Изумился Еремка – как же так? Получается видимый непорядок и противность высоким установлениям. Отчего ж до сих пор не донес никто? Ведь навроде не скрываются густобородые, пусть и сидят в своей пустоши малой, только не в ночи же вечной пребывают, а видны и прохожим, и проезжим. Да и обходы полицейские, знал Еремка, раза два в месяц каждую дорогу неспешно промеривают, проглядывают, дабы ничего по недосмотру не упустить. А уж юродивые да попы бродячие каждую тропку знают, любой малый переулочек. Что ж молчит консистория? – знал уже Еремка, главнее ее никого в Москве не имеется, тем паче по духовному делу.
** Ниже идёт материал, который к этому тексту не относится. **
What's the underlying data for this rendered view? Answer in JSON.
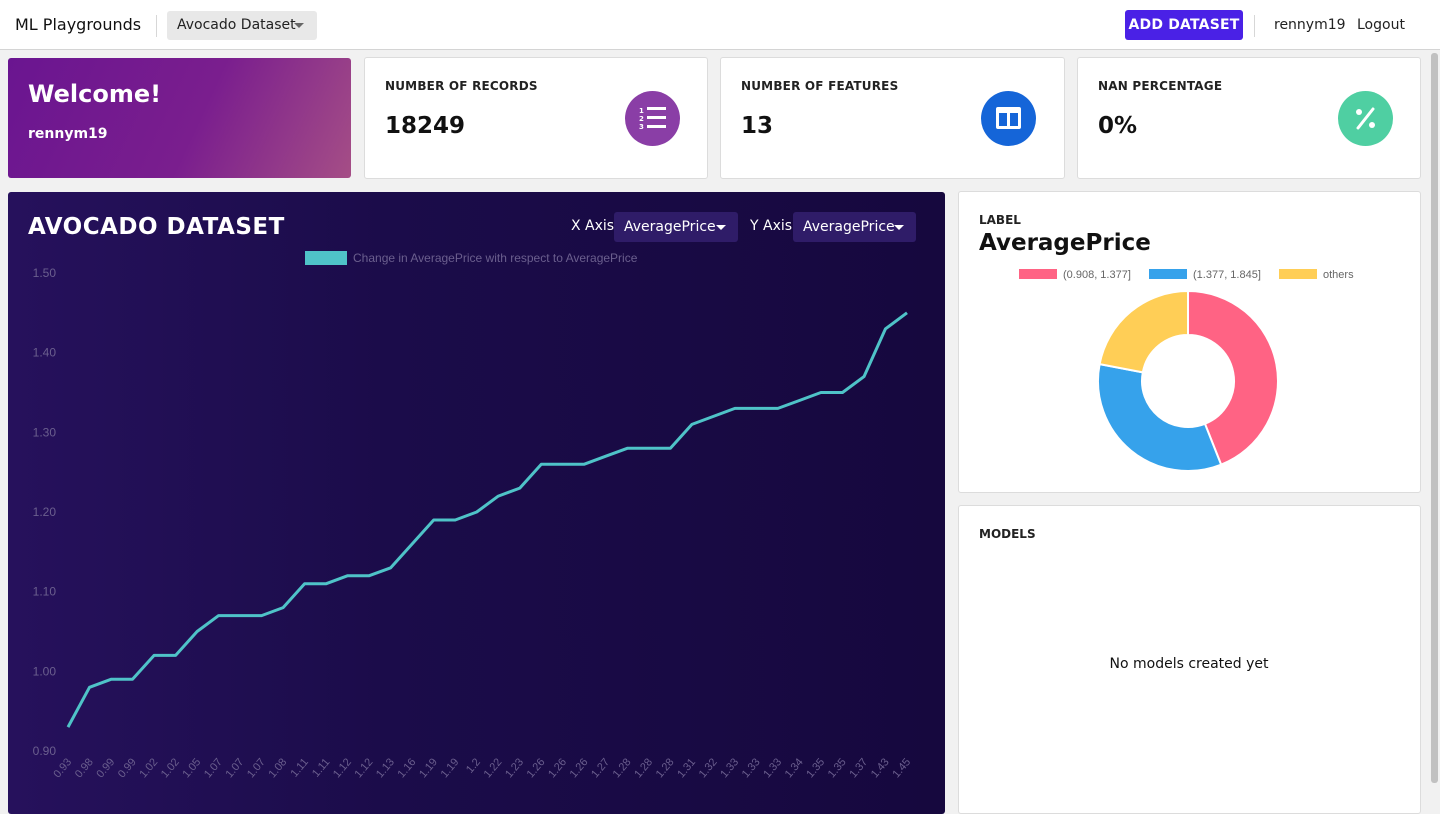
{
  "navbar": {
    "brand": "ML Playgrounds",
    "dataset_selected": "Avocado Dataset",
    "add_button": "ADD DATASET",
    "username": "rennym19",
    "logout": "Logout"
  },
  "welcome": {
    "title": "Welcome!",
    "username": "rennym19"
  },
  "stats": [
    {
      "label": "NUMBER OF RECORDS",
      "value": "18249",
      "icon": "list-numbered-icon",
      "color": "#8a3ea6"
    },
    {
      "label": "NUMBER OF FEATURES",
      "value": "13",
      "icon": "columns-icon",
      "color": "#1565d8"
    },
    {
      "label": "NAN PERCENTAGE",
      "value": "0%",
      "icon": "percent-icon",
      "color": "#4fcfa2"
    }
  ],
  "chart_panel": {
    "title": "AVOCADO DATASET",
    "x_axis_label": "X Axis",
    "x_axis_value": "AveragePrice",
    "y_axis_label": "Y Axis",
    "y_axis_value": "AveragePrice"
  },
  "chart_data": [
    {
      "type": "line",
      "legend": "Change in AveragePrice with respect to AveragePrice",
      "legend_placement": "top",
      "line_color": "#4fc3c8",
      "ylim": [
        0.9,
        1.5
      ],
      "yticks": [
        "0.90",
        "1.00",
        "1.10",
        "1.20",
        "1.30",
        "1.40",
        "1.50"
      ],
      "grid": false,
      "x": [
        "0.93",
        "0.98",
        "0.99",
        "0.99",
        "1.02",
        "1.02",
        "1.05",
        "1.07",
        "1.07",
        "1.07",
        "1.08",
        "1.11",
        "1.11",
        "1.12",
        "1.12",
        "1.13",
        "1.16",
        "1.19",
        "1.19",
        "1.2",
        "1.22",
        "1.23",
        "1.26",
        "1.26",
        "1.26",
        "1.27",
        "1.28",
        "1.28",
        "1.28",
        "1.31",
        "1.32",
        "1.33",
        "1.33",
        "1.33",
        "1.34",
        "1.35",
        "1.35",
        "1.37",
        "1.43",
        "1.45"
      ],
      "y": [
        0.93,
        0.98,
        0.99,
        0.99,
        1.02,
        1.02,
        1.05,
        1.07,
        1.07,
        1.07,
        1.08,
        1.11,
        1.11,
        1.12,
        1.12,
        1.13,
        1.16,
        1.19,
        1.19,
        1.2,
        1.22,
        1.23,
        1.26,
        1.26,
        1.26,
        1.27,
        1.28,
        1.28,
        1.28,
        1.31,
        1.32,
        1.33,
        1.33,
        1.33,
        1.34,
        1.35,
        1.35,
        1.37,
        1.43,
        1.45
      ]
    },
    {
      "type": "pie",
      "title": "AveragePrice",
      "categories": [
        "(0.908, 1.377]",
        "(1.377, 1.845]",
        "others"
      ],
      "values": [
        44,
        34,
        22
      ],
      "colors": [
        "#ff6384",
        "#36a2eb",
        "#ffce56"
      ],
      "legend_placement": "top"
    }
  ],
  "label_card": {
    "small": "LABEL",
    "big": "AveragePrice"
  },
  "models_card": {
    "title": "MODELS",
    "empty_text": "No models created yet"
  }
}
Причмокнул отец Иннокентий негромко, знал и на это ответ. Оказывается, невозможное дело, вышел от нового императора обратный указ, и говорилось там, что коли ложноверцы закона человеческого не нарушают, а поперед всего – никакого злого человеческого жжения не совершают и своей анафемы посередь народа не проповедуют, то им с нынешней поры великодушно дозволяется селиться во многих городах – и в самой Первопрестольной. И, сверх того, надлежит их в моление по истинному православному обычаю не неволить. Вот здесь вовсе не понял Еремка, что ж хотел сказать отец Иннокентий? Оспорить закон государев – нельзя, только как же получается, что был один, правильный, а стал совсем другой, перевертыш? Когда ж была ошибка – надысь или ноне? Есть ли на то дело разъяснение? И еще заметил он одну вещь, да промолчал, прикусил язык. Понятное дело, почитал отец Иннокентий держателей старой веры неправославными, отлученными от церкви, но не горел взгляд его и не креп негодованием голос, когда объяснял он Еремке сию вековую – так и сказал – запутанность.
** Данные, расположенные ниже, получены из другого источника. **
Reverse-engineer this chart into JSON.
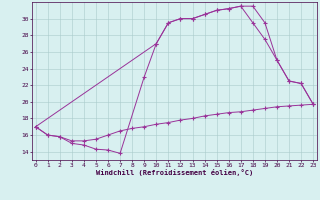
{
  "xlabel": "Windchill (Refroidissement éolien,°C)",
  "bg_color": "#d8f0f0",
  "line_color": "#993399",
  "grid_color": "#aacccc",
  "xlim": [
    -0.3,
    23.3
  ],
  "ylim": [
    13.0,
    32.0
  ],
  "yticks": [
    14,
    16,
    18,
    20,
    22,
    24,
    26,
    28,
    30
  ],
  "xticks": [
    0,
    1,
    2,
    3,
    4,
    5,
    6,
    7,
    8,
    9,
    10,
    11,
    12,
    13,
    14,
    15,
    16,
    17,
    18,
    19,
    20,
    21,
    22,
    23
  ],
  "line1_x": [
    0,
    1,
    2,
    3,
    4,
    5,
    6,
    7,
    9,
    10,
    11,
    12,
    13,
    14,
    15,
    16,
    17,
    18,
    19,
    20,
    21,
    22,
    23
  ],
  "line1_y": [
    17.0,
    16.0,
    15.8,
    15.0,
    14.8,
    14.3,
    14.2,
    13.8,
    23.0,
    27.0,
    29.5,
    30.0,
    30.0,
    30.5,
    31.0,
    31.2,
    31.5,
    31.5,
    29.5,
    25.0,
    22.5,
    22.2,
    19.7
  ],
  "line2_x": [
    0,
    1,
    2,
    3,
    4,
    5,
    6,
    7,
    8,
    9,
    10,
    11,
    12,
    13,
    14,
    15,
    16,
    17,
    18,
    19,
    20,
    21,
    22,
    23
  ],
  "line2_y": [
    17.0,
    16.0,
    15.8,
    15.3,
    15.3,
    15.5,
    16.0,
    16.5,
    16.8,
    17.0,
    17.3,
    17.5,
    17.8,
    18.0,
    18.3,
    18.5,
    18.7,
    18.8,
    19.0,
    19.2,
    19.4,
    19.5,
    19.6,
    19.7
  ],
  "line3_x": [
    0,
    10,
    11,
    12,
    13,
    14,
    15,
    16,
    17,
    18,
    19,
    20,
    21,
    22,
    23
  ],
  "line3_y": [
    17.0,
    27.0,
    29.5,
    30.0,
    30.0,
    30.5,
    31.0,
    31.2,
    31.5,
    29.5,
    27.5,
    25.0,
    22.5,
    22.2,
    19.7
  ]
}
«Только, – добавил, – ты, Еремей, не нагличай, к ним с великой осторожностью подходи. У них каждого с малых лет обучают вести споры о священном. И любят они это дело, собираются вечерами, задорничают, книги старые листают. Бывал я в иные времена в далеких заволжских деревнях, слышал темные речи. Уж как кудрявы они, вместительны – крепко там соблазн спрятан, не явственно. Ох не крохами учительными можно их тенета расплести, не каждому такие знания сподручны. Ты-то даже к святым отцам пока не подступал, ведь правильно?»
«И еще вышла одна обидная оказия, скажу, не скрою, чтоб тебя ввести в опасение. Бесом каким, – тут перекрестился отец Иннокентий, – или иным другим промыслительным, то мне неведомо, образом, дано раскольникам в глотку слово едкое, жаркое, гладкое да заливистое. Могут, запросто могут правду вывернуть, кривду выбелить, все в голове перемешать да на ноги поставить. Потому еще раз повторю: не лезь на рожон, не ищи опасного. Да и сами они, – вздохнул отец Иннокентий, – тех, кто в церковь православную добронравно ходит, а поперед того, ей ревностно, в меру возможностей своих, – опять перекрестился, – служит, почитают анафеме преданными. И иметь с ними дело будут только по великой жизненной надобности, а после – моются да постом очищаются, словно за непотребное подержались».
Да, вот это была загадка из самых аховых. И закон перемененный государев поразил Еремку, и отца Иннокентия обоюдоострое заключение, а пуще всего – быстрота его поразила, с какой работали давешние мужики, сила грибошная, с которой выперли из-под земли опрятные малые домики, пустошь не то чтобы обжившие, но чрезмерным образом перелопатившие. И стало Еремку с того дня тянуть обратно на знакомую дорогу, начал он себе выдумывать дела да заботы, чтобы почти каждый день – ну кроме воскресения да великих праздников – мимо той слободки прочапать, вокруг ненароком поглядеть да и приметить какую вещь странновыпертую, необычностью отдающую. Соблазн ли то был – нет, ведь не делал он ничего, на рожон, как приказано, не лез, а смотрел только, правда, неотрывно смотрел. Вот еще что понять не мог Еремка – как тянули эти люди земную лямку допрежь нового указа царского, как жили под страхом жестокого гнева государева, как дерзнули поперек монаршей воли пойти, как осмелились в скверне нецерковной пребывать без молитвы и исповеди, и детей зачинать, самого Господа Бога не боясь, во всем Ему переча словом и делом.